Kathy phoned the Adelphi again first thing and made her abject apologies to Leon. She wasn’t sure if he really believed her when she said she’d totally forgotten about the train until it was too late, because he said little.
‘I could get a train up there this morning,’ she suggested.
‘Yes.’ He didn’t sound enthusiastic.
‘Well, do you want me to?’
‘What’ll you do if you don’t come up?’
‘Oh, work. I’ve got some things to follow up.’
‘I think you’d better do that, Kathy. You’ve obviously got a lot on your mind.’
They hung on in silence for a moment, then she said, ‘I’ll meet you at Euston tomorrow evening, then. What time does the train get in?’
He told her and they rang off. For a moment Kathy was inclined to get on a train anyway and surprise him, but then she got cold feet and decided against it.
She drove to the Herbert Morrison estate, parking on the high street and walking to Crocus Court. Naomi’s grandmother answered the door and invited her in, though Naomi, whom she wanted, wasn’t at home.

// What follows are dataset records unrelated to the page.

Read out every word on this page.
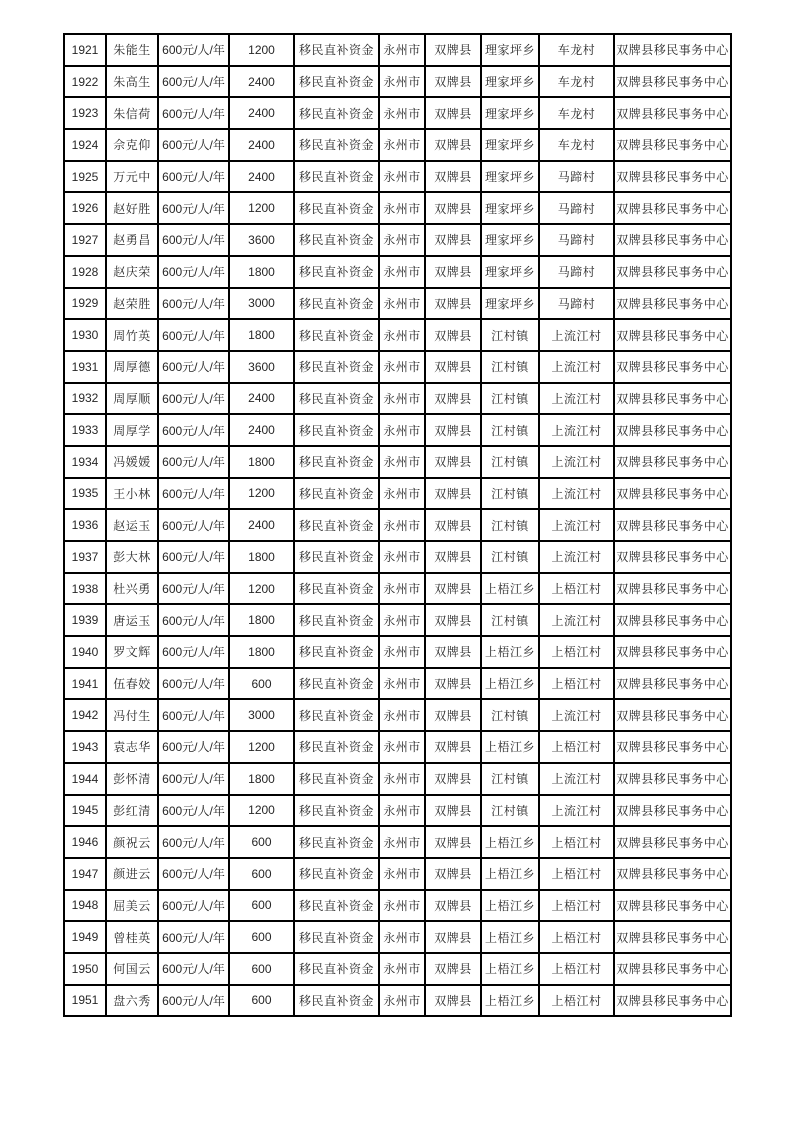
1921	朱能生	600元/人/年	1200	移民直补资金	永州市	双牌县	理家坪乡	车龙村	双牌县移民事务中心
1922	朱高生	600元/人/年	2400	移民直补资金	永州市	双牌县	理家坪乡	车龙村	双牌县移民事务中心
1923	朱信荷	600元/人/年	2400	移民直补资金	永州市	双牌县	理家坪乡	车龙村	双牌县移民事务中心
1924	佘克仰	600元/人/年	2400	移民直补资金	永州市	双牌县	理家坪乡	车龙村	双牌县移民事务中心
1925	万元中	600元/人/年	2400	移民直补资金	永州市	双牌县	理家坪乡	马蹄村	双牌县移民事务中心
1926	赵好胜	600元/人/年	1200	移民直补资金	永州市	双牌县	理家坪乡	马蹄村	双牌县移民事务中心
1927	赵勇昌	600元/人/年	3600	移民直补资金	永州市	双牌县	理家坪乡	马蹄村	双牌县移民事务中心
1928	赵庆荣	600元/人/年	1800	移民直补资金	永州市	双牌县	理家坪乡	马蹄村	双牌县移民事务中心
1929	赵荣胜	600元/人/年	3000	移民直补资金	永州市	双牌县	理家坪乡	马蹄村	双牌县移民事务中心
1930	周竹英	600元/人/年	1800	移民直补资金	永州市	双牌县	江村镇	上流江村	双牌县移民事务中心
1931	周厚德	600元/人/年	3600	移民直补资金	永州市	双牌县	江村镇	上流江村	双牌县移民事务中心
1932	周厚顺	600元/人/年	2400	移民直补资金	永州市	双牌县	江村镇	上流江村	双牌县移民事务中心
1933	周厚学	600元/人/年	2400	移民直补资金	永州市	双牌县	江村镇	上流江村	双牌县移民事务中心
1934	冯媛媛	600元/人/年	1800	移民直补资金	永州市	双牌县	江村镇	上流江村	双牌县移民事务中心
1935	王小林	600元/人/年	1200	移民直补资金	永州市	双牌县	江村镇	上流江村	双牌县移民事务中心
1936	赵运玉	600元/人/年	2400	移民直补资金	永州市	双牌县	江村镇	上流江村	双牌县移民事务中心
1937	彭大林	600元/人/年	1800	移民直补资金	永州市	双牌县	江村镇	上流江村	双牌县移民事务中心
1938	杜兴勇	600元/人/年	1200	移民直补资金	永州市	双牌县	上梧江乡	上梧江村	双牌县移民事务中心
1939	唐运玉	600元/人/年	1800	移民直补资金	永州市	双牌县	江村镇	上流江村	双牌县移民事务中心
1940	罗文辉	600元/人/年	1800	移民直补资金	永州市	双牌县	上梧江乡	上梧江村	双牌县移民事务中心
1941	伍春姣	600元/人/年	600	移民直补资金	永州市	双牌县	上梧江乡	上梧江村	双牌县移民事务中心
1942	冯付生	600元/人/年	3000	移民直补资金	永州市	双牌县	江村镇	上流江村	双牌县移民事务中心
1943	袁志华	600元/人/年	1200	移民直补资金	永州市	双牌县	上梧江乡	上梧江村	双牌县移民事务中心
1944	彭怀清	600元/人/年	1800	移民直补资金	永州市	双牌县	江村镇	上流江村	双牌县移民事务中心
1945	彭红清	600元/人/年	1200	移民直补资金	永州市	双牌县	江村镇	上流江村	双牌县移民事务中心
1946	颜祝云	600元/人/年	600	移民直补资金	永州市	双牌县	上梧江乡	上梧江村	双牌县移民事务中心
1947	颜进云	600元/人/年	600	移民直补资金	永州市	双牌县	上梧江乡	上梧江村	双牌县移民事务中心
1948	屈美云	600元/人/年	600	移民直补资金	永州市	双牌县	上梧江乡	上梧江村	双牌县移民事务中心
1949	曾桂英	600元/人/年	600	移民直补资金	永州市	双牌县	上梧江乡	上梧江村	双牌县移民事务中心
1950	何国云	600元/人/年	600	移民直补资金	永州市	双牌县	上梧江乡	上梧江村	双牌县移民事务中心
1951	盘六秀	600元/人/年	600	移民直补资金	永州市	双牌县	上梧江乡	上梧江村	双牌县移民事务中心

‘She’s working at Silvermeadow this morning, Sergeant. Is there anything we can do?’
There seemed little point, but Kathy showed them the photographs of North and the others anyway. They recognised none of them.
‘Never mind,’ Kathy said. ‘I suppose Lisa is at work too, is she?’
‘Oh no. Lisa gave up her job at the mall. She won’t go back there now.’
‘Not as tough as our Naomi,’ Mr Tait put in with satisfaction.
‘Naomi isn’t insensitive,’ his wife said quickly. ‘I wouldn’t want you to think that. But she’s more mature than Lisa, better able to face up to reality. Well, she’s had to be, poor little soul. Whereas Lisa is a very sensitive girl. She’s really taken things to heart. Her mum’s quite concerned about her, I think.’